In both arms of the study, those with vs. without severe hypoglycemia had a higher mortality.
NEJM 2008; 358: 2545-9
A larger study, ADVANCE, in 11,140 pts with T2DM done in Europe, Australia/NZ, Canada, and Asia did not find an increased risk (8.9% vs. 9.6% for total deaths, 4.5 vs. 5.2% for CVD death).
The primary intensive therapy was the sulfonylurea gliclizide with addl medications to achieve HbA1c < 6.5%
These pts achieved the same HbA1c of 6.4% as achieved in the ACCORD intensive therapy arm, but ADVANCE pts had less severe diabetes--duration 8 vs. 10 years and somewhat lower HbA1c at baseline.
A significant reduction in the primary endpoint of combined microvascular and macrosvascular events was achieved (HR=0.90, p=0.01) mainly due to reduction in microvascular outcomes (macrovascular endpoints not reduced, HR=0.94,p=0.32)
This study also showed those without prior macrovascular disease to show a benefit (14% risk reduction, p<0.05) from the intensive therapy. No benefit seen in those with prior disease.
NEJM 2008; 358: 2560-2572)
ACCORD vs. ADVANCE
One possible explanation of the difference in findings between the two studies was that the rate of HbA1c reduction was much greater in ACCORD (1.4% reduction within 4 months than in ADVANCE 0.5% at 6 months and 0.6% at 12 months).
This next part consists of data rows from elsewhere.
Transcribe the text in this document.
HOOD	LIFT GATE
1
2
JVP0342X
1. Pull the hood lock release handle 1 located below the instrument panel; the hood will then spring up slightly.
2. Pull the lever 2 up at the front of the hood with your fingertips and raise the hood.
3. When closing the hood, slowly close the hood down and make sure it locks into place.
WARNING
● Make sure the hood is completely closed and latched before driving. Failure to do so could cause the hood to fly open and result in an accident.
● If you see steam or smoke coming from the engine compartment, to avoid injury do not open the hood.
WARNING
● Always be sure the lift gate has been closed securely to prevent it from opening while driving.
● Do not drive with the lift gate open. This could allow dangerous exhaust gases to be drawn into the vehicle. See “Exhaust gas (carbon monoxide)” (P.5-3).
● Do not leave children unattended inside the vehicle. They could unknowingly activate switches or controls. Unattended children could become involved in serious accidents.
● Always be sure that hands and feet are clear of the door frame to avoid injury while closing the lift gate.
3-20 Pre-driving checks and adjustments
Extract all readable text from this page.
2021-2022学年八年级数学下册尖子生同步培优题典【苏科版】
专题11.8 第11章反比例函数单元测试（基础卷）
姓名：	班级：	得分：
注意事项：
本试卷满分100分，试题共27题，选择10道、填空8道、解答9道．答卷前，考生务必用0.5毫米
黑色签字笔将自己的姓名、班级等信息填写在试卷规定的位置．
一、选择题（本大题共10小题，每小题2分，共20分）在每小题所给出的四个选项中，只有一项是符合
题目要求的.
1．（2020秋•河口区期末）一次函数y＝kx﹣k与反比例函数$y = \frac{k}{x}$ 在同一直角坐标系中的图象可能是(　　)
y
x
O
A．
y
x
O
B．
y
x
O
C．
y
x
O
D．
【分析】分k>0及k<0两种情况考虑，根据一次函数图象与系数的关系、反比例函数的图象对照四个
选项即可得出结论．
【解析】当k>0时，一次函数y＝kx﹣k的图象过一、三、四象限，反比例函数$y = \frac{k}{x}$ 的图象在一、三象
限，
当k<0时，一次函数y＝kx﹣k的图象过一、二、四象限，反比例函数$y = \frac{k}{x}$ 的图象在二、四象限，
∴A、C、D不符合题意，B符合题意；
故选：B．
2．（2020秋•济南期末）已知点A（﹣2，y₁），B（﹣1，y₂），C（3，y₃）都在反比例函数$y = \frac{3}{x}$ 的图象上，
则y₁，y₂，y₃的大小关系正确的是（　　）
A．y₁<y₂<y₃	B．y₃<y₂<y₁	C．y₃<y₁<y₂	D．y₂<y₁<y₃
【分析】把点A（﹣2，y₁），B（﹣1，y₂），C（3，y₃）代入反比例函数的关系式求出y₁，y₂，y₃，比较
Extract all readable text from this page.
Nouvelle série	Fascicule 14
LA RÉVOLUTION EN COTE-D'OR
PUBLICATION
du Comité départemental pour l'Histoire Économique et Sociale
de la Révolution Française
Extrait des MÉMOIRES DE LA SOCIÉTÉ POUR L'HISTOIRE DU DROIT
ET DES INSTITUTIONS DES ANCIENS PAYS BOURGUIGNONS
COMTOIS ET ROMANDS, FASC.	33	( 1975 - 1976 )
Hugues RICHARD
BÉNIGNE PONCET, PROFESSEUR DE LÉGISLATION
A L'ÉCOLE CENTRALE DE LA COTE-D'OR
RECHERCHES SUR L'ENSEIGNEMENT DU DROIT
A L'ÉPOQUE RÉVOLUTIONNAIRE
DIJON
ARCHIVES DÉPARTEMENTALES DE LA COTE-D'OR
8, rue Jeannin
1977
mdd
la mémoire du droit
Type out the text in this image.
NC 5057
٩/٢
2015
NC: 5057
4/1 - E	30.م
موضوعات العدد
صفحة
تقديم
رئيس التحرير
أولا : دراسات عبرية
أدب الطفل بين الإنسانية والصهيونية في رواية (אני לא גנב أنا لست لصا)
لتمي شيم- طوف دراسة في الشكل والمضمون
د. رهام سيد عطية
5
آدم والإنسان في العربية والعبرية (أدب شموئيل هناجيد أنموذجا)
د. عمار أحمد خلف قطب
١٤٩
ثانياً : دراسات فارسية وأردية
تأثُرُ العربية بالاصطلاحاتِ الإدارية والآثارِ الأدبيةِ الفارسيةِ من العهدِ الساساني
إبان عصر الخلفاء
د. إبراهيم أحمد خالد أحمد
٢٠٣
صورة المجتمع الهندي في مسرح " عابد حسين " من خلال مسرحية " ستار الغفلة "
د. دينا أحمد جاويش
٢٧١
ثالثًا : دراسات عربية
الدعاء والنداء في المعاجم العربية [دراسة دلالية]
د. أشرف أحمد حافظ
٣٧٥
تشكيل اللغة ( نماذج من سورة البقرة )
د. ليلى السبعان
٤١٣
Experts speculate that more aggressive treatment can more likely lead to hypoglycemia requiring attention, as was clearly the case in ACCORD.
VA Diabetes Trial (VADT)
1,791 veterans, 97% men, 62% white, mean age 60 years), 7.5 year intervention
Intensive HbA1c <7% vs. standard control.
Baseline glycemic control worst of the recent trials at 9.5%; 40% had prior CVD events, 80% had HTN, 50% had dyslpidemia, most were obese
N Engl J Med . 2009 Jan 8;360(2):129-39
No significant difference in primary outcome of CVD events: 263 in standard control and 231 in intensive control, HR=0.88, p=0.12.
More CVD deaths in the intensive arm compared to the standard arm (38 vs. 29, n.s.)
Most important finding was that severe hypoglycemia (impairment/loss of consciousness within prior 3 months) was a power predictor of CVD events (HR=2.1, p=0.02) and occurred in 21% of intensive control and 10% of standard control subjects.
An ancillary study showed that the primary CVD endpoint was significantly reduced in those with low, but not high baseline coronary calcium scores.
Why no benefit from these trials?
Other CVD risk factors were treated to a moderate or high degree, so had lower overall rates of CVD in the standard arm than originally predicted.
The additive benefits of intensive glycemic control may be smaller and more difficult to show in the background of aggressive treatment of other risk factors.
The three trials compared intensive vs. conventional treatment in the flatter part of the observational glycemic-CVD risk curve.
The trials were also conducted in persons with established diabetes in combination whether with CVD or multiple risk factors; subset analyses of the 3 trials suggested a significant benefit in those without known CVD, or with a shorter duration of diabetes or lower A1c upon entry.
Circulation 2009; 119: 351-357
ADA / AHA / ACC Statement Recommendations (Circulation 2009; 119: 351-357)
Findings from ACCORD, ADVANCE, and VADT do not suggest need for major changes in targets, but additionally clarification for individualizing therapy.
General goal of <7% HbA1c remains reasonable for non-complicated DM pts based on benefits seen from DCCT and UKPDS for microvascular disease (ACC/AHA Class Ia – Level of Evidence A) and based on follow-up of these trials, macrovascular disease (ADA B-Level, ACC/AHA Class IIb - A).
An additional benefit for microvascular disease may be obtained from even lower goals if they can be achieved without significant hypoglycemia (ADA B-Level, ACC/AHA, Class IIa – C).
Less stringent goals may be appropriate for those with a hx of severe hypoglycemia, difficult to control DM pts, and those with advanced micro or macrovascular complications or major comorbidities (ADA, C-level recommendation, ACC/AHA, Class IIa – C).